Interest Rates...What to Expect
With the economic recovery in full swing, there has been a lot of talk lately about interest rates and the possibility that an increase could be coming in the near future.
 
This is a classic good news/bad news scenario: On the one hand, people are going back to work and companies are hiring again. On the other hand, the falling unemployment rate could trigger a spike in the costs of lending and make it tougher for many folks to buy real estate.
 
Because the Federal Reserve has an indirect impact on mortgage rates, a lot of real estate brokers and professionals tied to the industry are watching the Fed's every move this year. As the central bank of the world's largest economy, it has a huge responsibility to stabilize the economy and control inflation.
 
Real estate is at the heart of all this, along with national employment, GDP, the stock market and other economic indicators.
 
If unemployment falls enough - perhaps another full percentage point down to the neighborhood of 6.5 percent - that could trigger an increase in interest rates, which will spill into the secondary mortgage markets and eventually to the homebuyers who need the loan. With that cheap credit no longer available, home values in some areas might drop again.
 
Stephen Phillips, president of the new Berkshire Hathaway HomeServices brokerage network, says he doesn't anticipate the rates to go up any time soon, but when they do, he adds, it won't affect everyone - or everywhere - the same way.
 
"The rate's rise would be unevenly distributed across the market," says Phillips, who has maintained his role as COO of HSF Affiliates LLC since launching the new brand for Berkshire Hathaway earlier this year.
 
According to Phillips, many first-time homebuyers could feel the sting of a rising mortgage interest trend as they try to get their first loans.
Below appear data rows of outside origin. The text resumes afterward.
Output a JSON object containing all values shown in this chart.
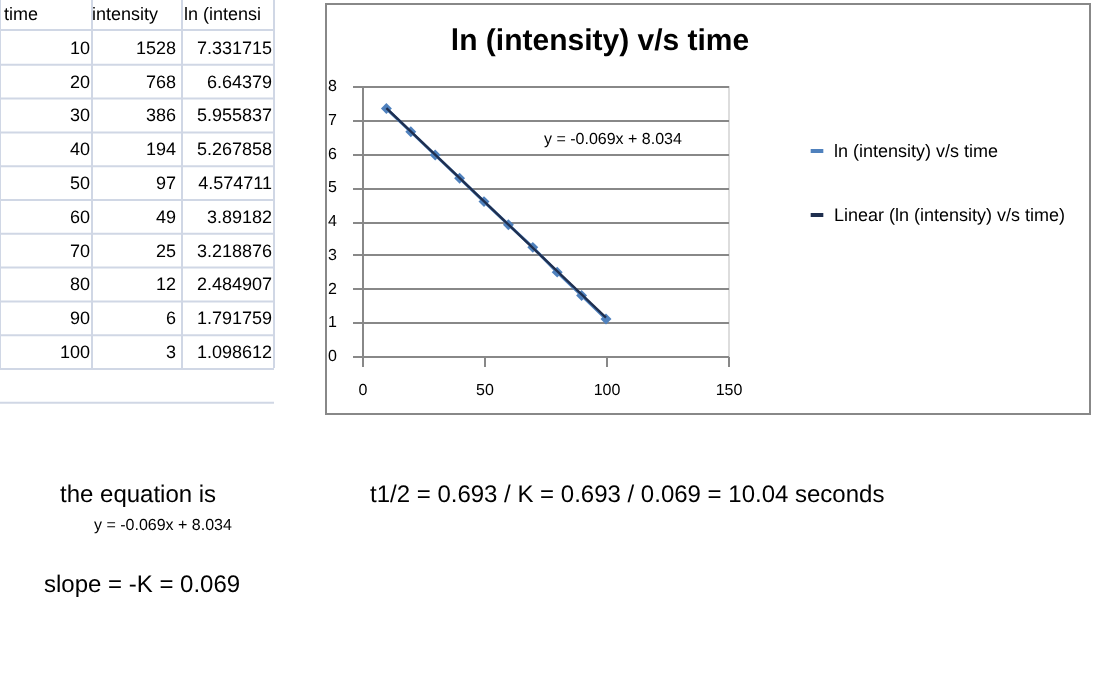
{
  "chart_data": {
    "type": "line",
    "title": "ln (intensity) v/s time",
    "x": [
      10,
      20,
      30,
      40,
      50,
      60,
      70,
      80,
      90,
      100
    ],
    "series": [
      {
        "name": "ln (intensity) v/s time",
        "marker": "diamond",
        "color": "#4f81bd",
        "values": [
          7.331715,
          6.64379,
          5.955837,
          5.267858,
          4.574711,
          3.89182,
          3.218876,
          2.484907,
          1.791759,
          1.098612
        ]
      },
      {
        "name": "Linear (ln (intensity) v/s time)",
        "marker": "none",
        "color": "#1f2f4f",
        "x": [
          10,
          100
        ],
        "values": [
          7.344,
          1.134
        ]
      }
    ],
    "xlim": [
      0,
      150
    ],
    "xticks": [
      0,
      50,
      100,
      150
    ],
    "ylim": [
      0,
      8
    ],
    "yticks": [
      0,
      1,
      2,
      3,
      4,
      5,
      6,
      7,
      8
    ],
    "grid": "y",
    "legend": "right",
    "annotations": [
      "time",
      "intensity",
      "ln (intensi",
      "10",
      "1528",
      "7.331715",
      "20",
      "768",
      "6.64379",
      "30",
      "386",
      "5.955837",
      "40",
      "194",
      "5.267858",
      "50",
      "97",
      "4.574711",
      "60",
      "49",
      "3.89182",
      "70",
      "25",
      "3.218876",
      "80",
      "12",
      "2.484907",
      "90",
      "6",
      "1.791759",
      "100",
      "3",
      "1.098612",
      "y = -0.069x + 8.034",
      "the equation is",
      "y = -0.069x + 8.034",
      "slope = -K = 0.069",
      "t1/2 = 0.693 / K = 0.693 / 0.069 = 10.04 seconds"
    ]
  }
}
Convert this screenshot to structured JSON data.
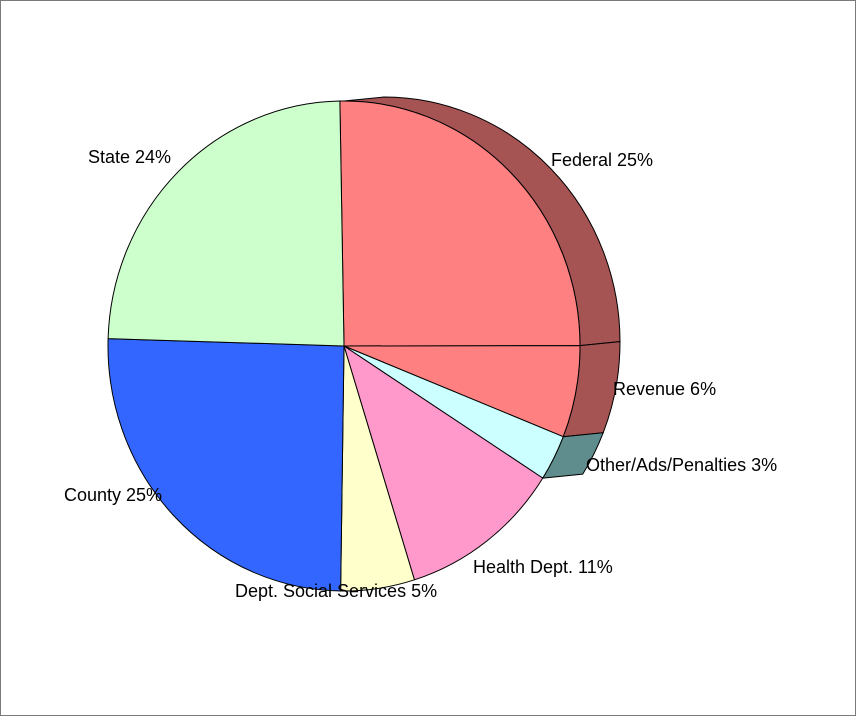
{
  "chart_data": {
    "type": "pie",
    "title": "",
    "style": "3d",
    "slices": [
      {
        "label": "Federal",
        "value": 25,
        "text": "Federal 25%",
        "color": "#ff8080"
      },
      {
        "label": "Revenue",
        "value": 6,
        "text": "Revenue 6%",
        "color": "#ff8080"
      },
      {
        "label": "Other/Ads/Penalties",
        "value": 3,
        "text": "Other/Ads/Penalties 3%",
        "color": "#ccffff"
      },
      {
        "label": "Health Dept.",
        "value": 11,
        "text": "Health Dept. 11%",
        "color": "#ff99cc"
      },
      {
        "label": "Dept. Social Services",
        "value": 5,
        "text": "Dept. Social Services 5%",
        "color": "#ffffcc"
      },
      {
        "label": "County",
        "value": 25,
        "text": "County 25%",
        "color": "#3366ff"
      },
      {
        "label": "State",
        "value": 24,
        "text": "State 24%",
        "color": "#ccffcc"
      }
    ],
    "side_colors": {
      "Federal": "#a65353",
      "Revenue": "#a65353",
      "Other/Ads/Penalties": "#5f8c8c"
    },
    "outline_color": "#000000"
  }
}
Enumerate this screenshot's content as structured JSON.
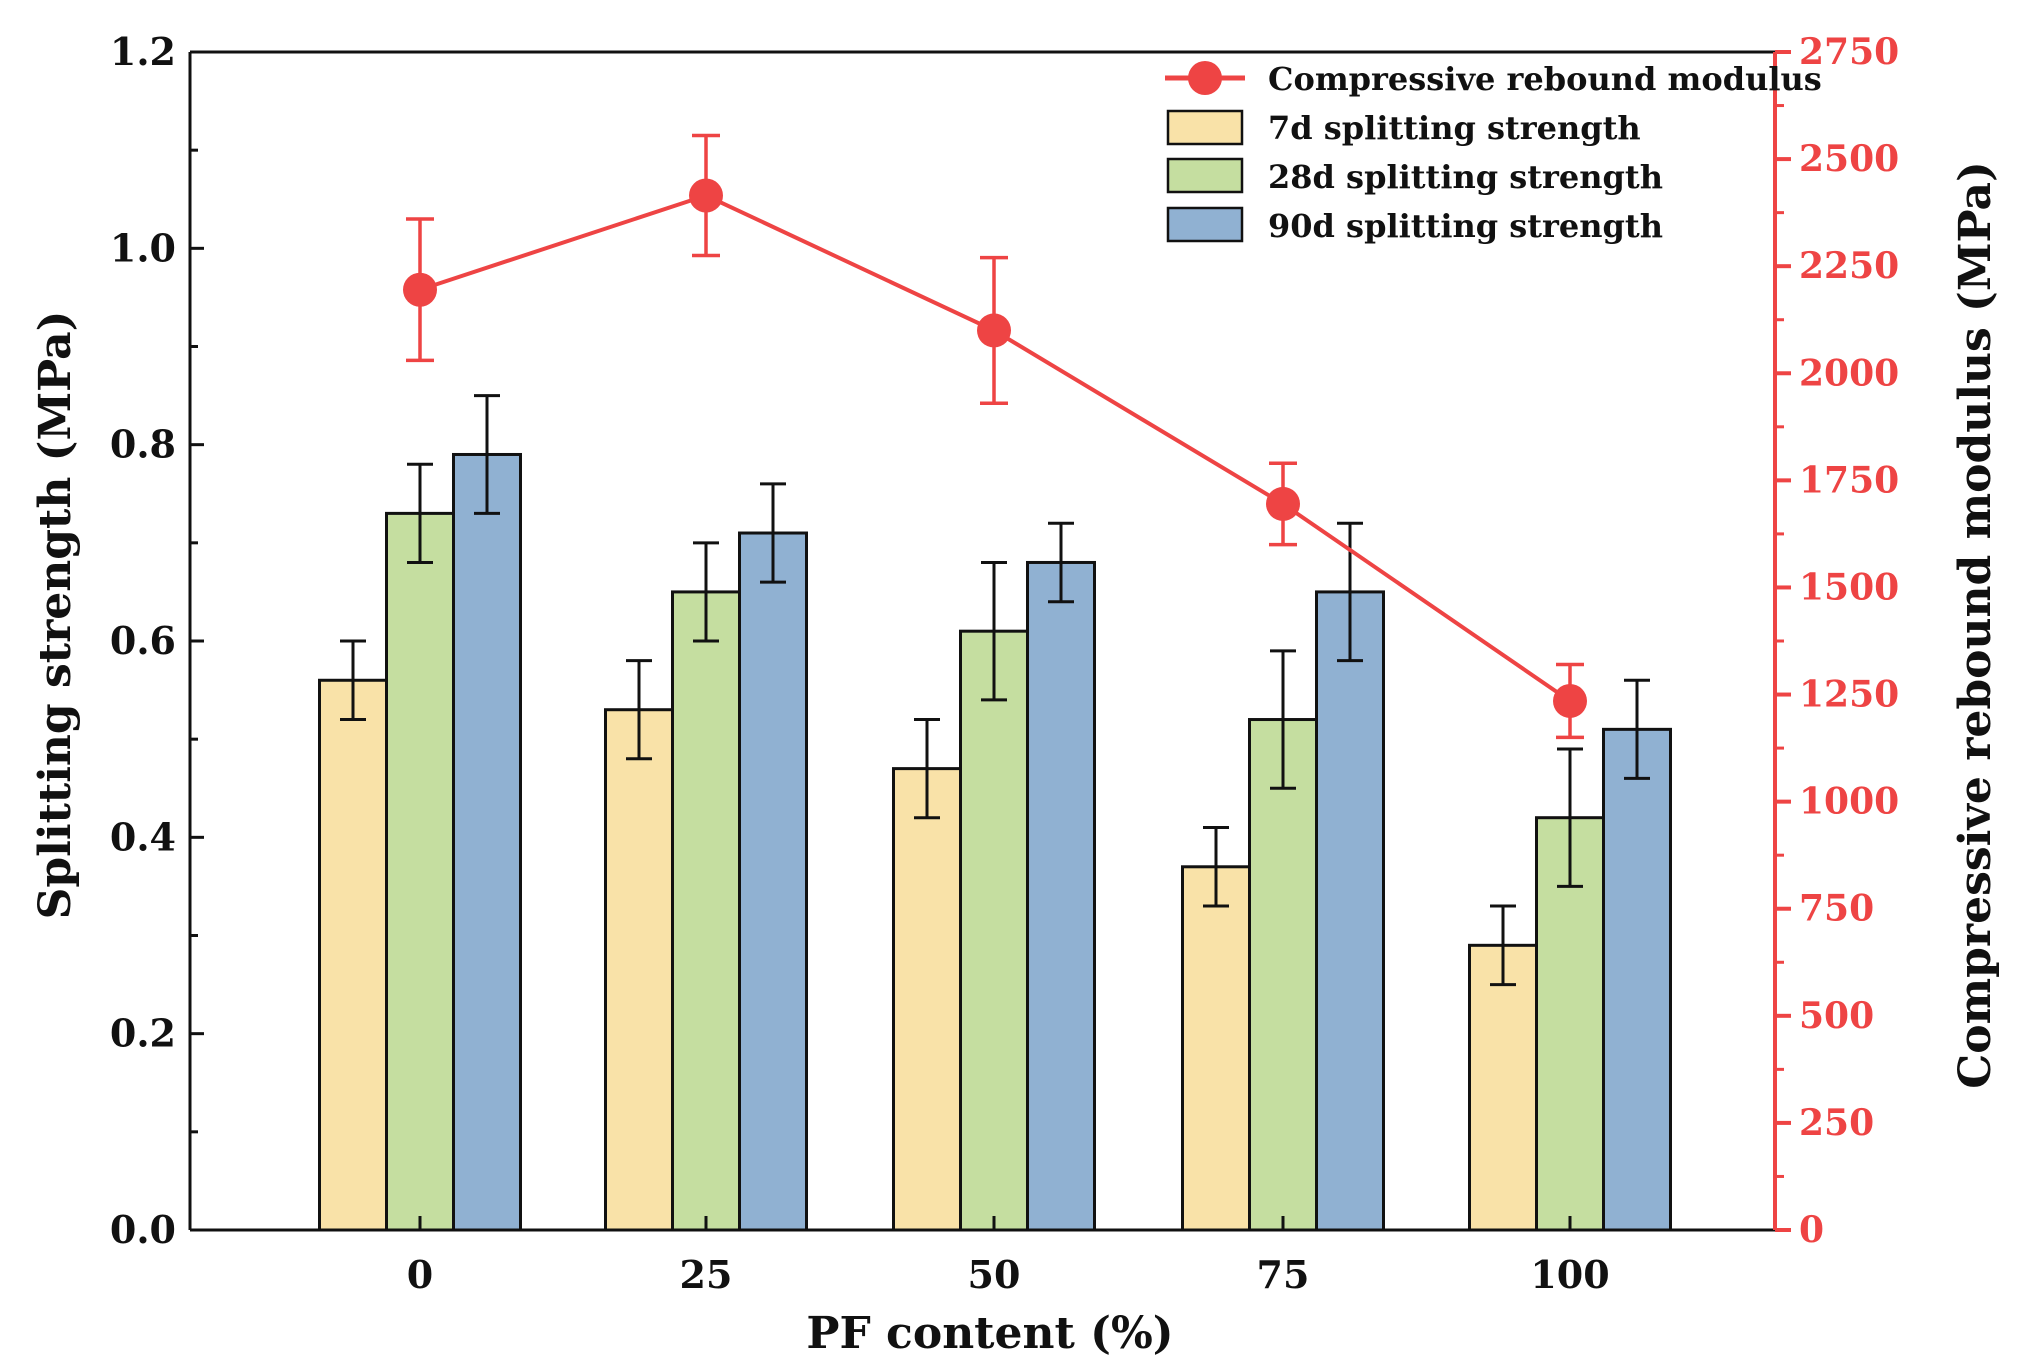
{
  "chart_data": {
    "type": "bar",
    "title": "",
    "xlabel": "PF content (%)",
    "ylabel": "Splitting strength (MPa)",
    "ylabel_right": "Compressive rebound modulus (MPa)",
    "categories": [
      "0",
      "25",
      "50",
      "75",
      "100"
    ],
    "ylim": [
      0,
      1.2
    ],
    "yticks": [
      "0.0",
      "0.2",
      "0.4",
      "0.6",
      "0.8",
      "1.0",
      "1.2"
    ],
    "ylim_right": [
      0,
      2750
    ],
    "yticks_right": [
      "0",
      "250",
      "500",
      "750",
      "1000",
      "1250",
      "1500",
      "1750",
      "2000",
      "2250",
      "2500",
      "2750"
    ],
    "series": [
      {
        "name": "7d splitting strength",
        "kind": "bar",
        "axis": "left",
        "color": "#f9e2a8",
        "values": [
          0.56,
          0.53,
          0.47,
          0.37,
          0.29
        ],
        "errors": [
          0.04,
          0.05,
          0.05,
          0.04,
          0.04
        ]
      },
      {
        "name": "28d splitting strength",
        "kind": "bar",
        "axis": "left",
        "color": "#c5dea0",
        "values": [
          0.73,
          0.65,
          0.61,
          0.52,
          0.42
        ],
        "errors": [
          0.05,
          0.05,
          0.07,
          0.07,
          0.07
        ]
      },
      {
        "name": "90d splitting strength",
        "kind": "bar",
        "axis": "left",
        "color": "#90b1d2",
        "values": [
          0.79,
          0.71,
          0.68,
          0.65,
          0.51
        ],
        "errors": [
          0.06,
          0.05,
          0.04,
          0.07,
          0.05
        ]
      },
      {
        "name": "Compressive rebound modulus",
        "kind": "line",
        "axis": "right",
        "color": "#ee4444",
        "values": [
          2195,
          2415,
          2100,
          1695,
          1235
        ],
        "errors": [
          165,
          140,
          170,
          95,
          85
        ]
      }
    ],
    "legend": {
      "position": "top-right",
      "entries": [
        "Compressive rebound modulus",
        "7d splitting strength",
        "28d splitting strength",
        "90d splitting strength"
      ]
    },
    "grid": false
  }
}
There are many programs to help such buyers with financing, but Phillips notes that some just won't have the flexibility within their budget and/or credit score to stretch for a mortgage requiring higher interest payments.
 
"The effect would be relatively strong with them," Phillips explains.
 
But higher rates wouldn't necessarily spell doom for the lower end of the American housing market. Phillips notes that there has been a flood of buyers within this segment taking advantage of the low prices, which resulted from the Great Recession and subsequent Not-So-Great Recovery. These buyers, he says, aren't typically lower-end buyers who are stretching themselves. They're middle- to upper-middle class investors who are snapping up homes to turn them into investment properties and take advantage of the red-hot rental markets. Even with higher interest rates, Phillips suspects this trend could continue and sustain struggling communities.
 
"It's almost what I'd call a fragmented market. The areas that got hit worst by sub-prime (lending), they've come roaring back at the lower end," he says, pointing to speculative markets in areas such as Florida and Southern California.
 
On the other end of the spectrum, affluent buyers are usually completely different animals.
 
The typical high-end buyer, brokers say, will likely do well in a high-rate environment because so many of them don't need mortgages to make a deal. They just need cash.
 
June Slusser, president of Coldwell Banker High Country Realty, a high-end market in the Blue Ridge Mountains, 100 miles north of Atlanta, Ga., says the prices in her territory are likely more secure than in other areas because a large portion of the deals are all cash.
 
Without the dependency on a buyer having to secure a mortgage, the question of interest rates is entirely out of the question. But even in High Country, some borrowing might be required for the purchase of a second home.
 
"Right now, a significant percentage of our transactions are cash," Slusser reports. "The interest rates have not negatively impacted us in anyway whatsoever, but we believe that eventually they will."
 
Over the past year, Slusser says there has been some bump in mortgage interest rates for deals in her market, but that hasn't been much of a deterrence for borrowers. Rates are still near historic lows, and prices have only recently started to come back.
 
With the economy on life support, many think that now would be an awful time for the government to increase rates.
 
Perhaps the most vulnerable segment to such a move is the so-called "jumbo-buyer." These are the folks who were leveraging everything to the hills during the housing bubble of the mid-2000s to buy McMansions.
 
According to Phillips, this segment will probably be hurt the worst when mortgage rates go up. Though they largely disappeared from the real estate scene after the market crashed, he believes they'd become virtually nonexistent once rates go up.
 
But it might take a while for these scenarios to play out. Federal Reserve commissioners have been split on their comments regarding when to begin cutting all of their economic stimulus. Many are speculating that policies could start to "taper" in September, but that would likely be a mild beginning to a long and gradual process - one real estate professionals hope won't shock the system or set back the housing recovery.
 
"I don't believe that rates are going to increase very much, and not for a long time," says Phillips. "When you look at the Fed, they have a dual mandate - employment and inflation. Inflation is persistently below the (dangerous) range and unemployment is still above the target. And GDP growth is still about half the long-term trend potential. Why would the Fed do anything that would significantly increase rates at the moment?"